On the Water: Can’t we all just get along?

Capt. John King

Can’t we all just get along?

By now most, if not all Avalonians have heard or seen the infamous flyer sent out “To protect Avalon.”

The author, who clearly identified himself as solely responsible for the content, has a history of sharing his views on important matters through such flyers.

I remember he put out a similar flyer over the previously hot topic of who would get the lease/contract for managing the shipping to and from the island.

The author himself has stated, “My goal is to make Catalina politics more transparent.” You have to admire this guy, he puts his money where his mouth is, unfortunately his “mouth” is not really spouting messages about transparency in his mailer.

The author’s message started out pretty simple, “Write in these candidates to protect Avalon.” Simple enough. Clear, clean message. But wait, there’s more, and you know the story is not going to end well when the candidates he supports disavow the flyer.

His tag line created a trap. It begged a question, ‘Protect Avalon?’ from who (or what)? The author fell victim to his own trap and he had plenty to say on page two about why Avalon needs protecting.

As they say in the infomercial world … “That’s not all! Call in now and get a third page of misleading facts, absolutely free. Mention the promo code ‘transparency’ and get a fourth page of personal attacks and character assassinations.”

Once the true intent of the flyer was exposed, it became a full bore, guns-a-blazin attack on the evil empire (aka the Island Company) as being led by Geoff and Alison.

I have to admit, my own world view has been stirred up by the vitriol and fake news, the name-calling and tweeting that is currently going on in Washington.
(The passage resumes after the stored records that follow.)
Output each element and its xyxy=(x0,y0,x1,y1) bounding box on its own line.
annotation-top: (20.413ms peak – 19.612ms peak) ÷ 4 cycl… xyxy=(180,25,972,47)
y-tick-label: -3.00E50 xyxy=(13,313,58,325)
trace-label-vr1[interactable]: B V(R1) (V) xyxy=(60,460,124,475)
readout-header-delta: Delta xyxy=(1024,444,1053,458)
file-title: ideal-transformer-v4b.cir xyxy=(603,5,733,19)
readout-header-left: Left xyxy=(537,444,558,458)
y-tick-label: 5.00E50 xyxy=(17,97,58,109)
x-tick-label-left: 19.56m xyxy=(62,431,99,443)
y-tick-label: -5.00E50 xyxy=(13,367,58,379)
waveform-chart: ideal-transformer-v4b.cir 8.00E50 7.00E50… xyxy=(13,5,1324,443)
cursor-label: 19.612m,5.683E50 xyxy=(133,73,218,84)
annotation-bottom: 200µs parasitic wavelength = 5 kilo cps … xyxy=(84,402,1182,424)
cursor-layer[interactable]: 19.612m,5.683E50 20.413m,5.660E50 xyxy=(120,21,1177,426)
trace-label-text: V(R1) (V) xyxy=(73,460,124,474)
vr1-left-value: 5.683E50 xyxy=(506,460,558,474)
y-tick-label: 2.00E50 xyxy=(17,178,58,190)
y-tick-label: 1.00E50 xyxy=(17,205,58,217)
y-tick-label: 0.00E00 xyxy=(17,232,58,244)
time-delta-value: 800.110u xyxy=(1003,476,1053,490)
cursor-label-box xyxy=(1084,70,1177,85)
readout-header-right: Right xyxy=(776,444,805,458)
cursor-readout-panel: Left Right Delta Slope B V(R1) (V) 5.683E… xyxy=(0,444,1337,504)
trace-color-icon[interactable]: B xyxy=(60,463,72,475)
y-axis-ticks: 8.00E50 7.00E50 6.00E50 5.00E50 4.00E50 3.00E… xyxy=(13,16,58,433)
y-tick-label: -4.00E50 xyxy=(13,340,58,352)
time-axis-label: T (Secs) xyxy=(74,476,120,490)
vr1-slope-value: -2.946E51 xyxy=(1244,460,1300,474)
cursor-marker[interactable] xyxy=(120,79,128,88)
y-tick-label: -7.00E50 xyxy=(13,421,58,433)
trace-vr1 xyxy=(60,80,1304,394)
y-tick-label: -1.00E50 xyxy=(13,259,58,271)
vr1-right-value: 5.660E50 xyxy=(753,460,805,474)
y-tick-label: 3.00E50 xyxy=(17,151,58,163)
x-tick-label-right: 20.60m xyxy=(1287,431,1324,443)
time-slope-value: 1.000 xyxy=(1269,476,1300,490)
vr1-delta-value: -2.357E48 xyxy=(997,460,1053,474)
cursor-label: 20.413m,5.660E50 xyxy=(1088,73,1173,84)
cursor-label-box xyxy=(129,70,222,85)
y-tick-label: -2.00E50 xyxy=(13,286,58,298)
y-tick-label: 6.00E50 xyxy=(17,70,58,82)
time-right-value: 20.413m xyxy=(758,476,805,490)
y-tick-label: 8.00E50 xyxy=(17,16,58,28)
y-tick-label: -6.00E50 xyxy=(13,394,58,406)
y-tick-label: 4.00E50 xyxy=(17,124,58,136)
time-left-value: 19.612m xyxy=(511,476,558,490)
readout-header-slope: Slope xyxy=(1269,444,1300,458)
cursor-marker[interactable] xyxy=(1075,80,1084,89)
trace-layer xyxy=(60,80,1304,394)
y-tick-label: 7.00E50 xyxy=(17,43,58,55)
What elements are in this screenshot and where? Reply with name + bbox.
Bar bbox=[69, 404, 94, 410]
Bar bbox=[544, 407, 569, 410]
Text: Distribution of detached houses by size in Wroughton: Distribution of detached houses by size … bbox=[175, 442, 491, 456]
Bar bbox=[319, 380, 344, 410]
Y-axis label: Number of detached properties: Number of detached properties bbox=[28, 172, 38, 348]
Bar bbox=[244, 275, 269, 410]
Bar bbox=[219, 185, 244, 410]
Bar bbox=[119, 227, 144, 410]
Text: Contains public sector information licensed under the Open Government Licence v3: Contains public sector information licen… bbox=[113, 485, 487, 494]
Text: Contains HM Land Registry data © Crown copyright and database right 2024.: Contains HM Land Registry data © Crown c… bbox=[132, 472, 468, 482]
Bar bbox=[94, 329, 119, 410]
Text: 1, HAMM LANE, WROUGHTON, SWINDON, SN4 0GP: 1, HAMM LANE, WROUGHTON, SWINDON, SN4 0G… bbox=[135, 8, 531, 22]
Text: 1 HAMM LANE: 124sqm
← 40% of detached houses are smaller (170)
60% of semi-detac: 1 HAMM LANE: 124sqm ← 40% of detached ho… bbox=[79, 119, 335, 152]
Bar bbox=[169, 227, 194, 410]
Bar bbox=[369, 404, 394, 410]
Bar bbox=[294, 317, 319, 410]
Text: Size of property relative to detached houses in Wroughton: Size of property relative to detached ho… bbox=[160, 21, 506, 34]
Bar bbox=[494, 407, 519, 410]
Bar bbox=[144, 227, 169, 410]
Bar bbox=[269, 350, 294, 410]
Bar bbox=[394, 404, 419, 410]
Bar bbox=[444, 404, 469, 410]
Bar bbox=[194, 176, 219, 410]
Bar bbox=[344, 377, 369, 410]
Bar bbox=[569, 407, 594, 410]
So, it was particularly disappointing to see the same nonsense going in in Avalon.

We need to take a different approach.

If you are trapped on a desert island with an 800-pound gorilla who controls all the coconuts, it would be a death sentence to antagonize the beast. There is just no future in it.

We all like to suggest that Avalon is different. That is because it is true! We are a very unique community for a number of reasons that are not pictured on a post card.

We know who owns the coconuts, but it seems like we forget what to expect from our 800 gorilla. In case you are new, here are some fun facts to consider:

The Island Company is a “for profit” enterprise. They exist to turn a profit for their shareholders whether those shares are held publicly or in private hands.

This is not “evil,” it is what corporations are designed to do.

The Island Company is and has been the dominant land owner for most of our lives, so if we need land for a community structure, we need to negotiate for it.

The Island Company needs people here to execute its corporate mission which makes it the biggest employer here.

The Island Company is heavily invested in the success of Avalon and of the island itself. We are talking millions of dollars.

So ask yourself. If you owned Island Company shares, how would you vote on topics such as water allocation, housing and land use?

If you were directly dependent upon the success of the Island Company for your future, how would you want the company to manage infrastructure investments, equipment upgrades or donations to the community and the City?

Does all of this mean that we should let the 800-pound gorilla run amok and hope he leaves us a few coconuts to survive on? No, but it doesn’t do much good to poke sticks and throw stones either.

Protect yourself. Don’t look for politicians, corporations or even brochure-writers to protect you, protect yourself. You are the only one who you can always trust to have your best interests at heart, period.

Build your businesses, but arm yourself with a clear understanding of the world that is Avalon. Understand the lay of the land. Make it work for you. Even 800-pound Gorillas need support and services. It takes a village.

Among the many benefits I derive from running a charter business here is the opportunity to observe Mother Nature working out differences among species. One of the strongest symbiotic relationships in nature is built upon ‘mutualism’, whereby very different organisms living in close proximity can gain mutual benefit from each other.

The eco-system that is Avalon does not need haters, it needs lobbyists with skills to represent a unique community that offers visitors an immersive experience of diverse activities and shareable memories.

To pull that off we need each other. Wanna go fishing?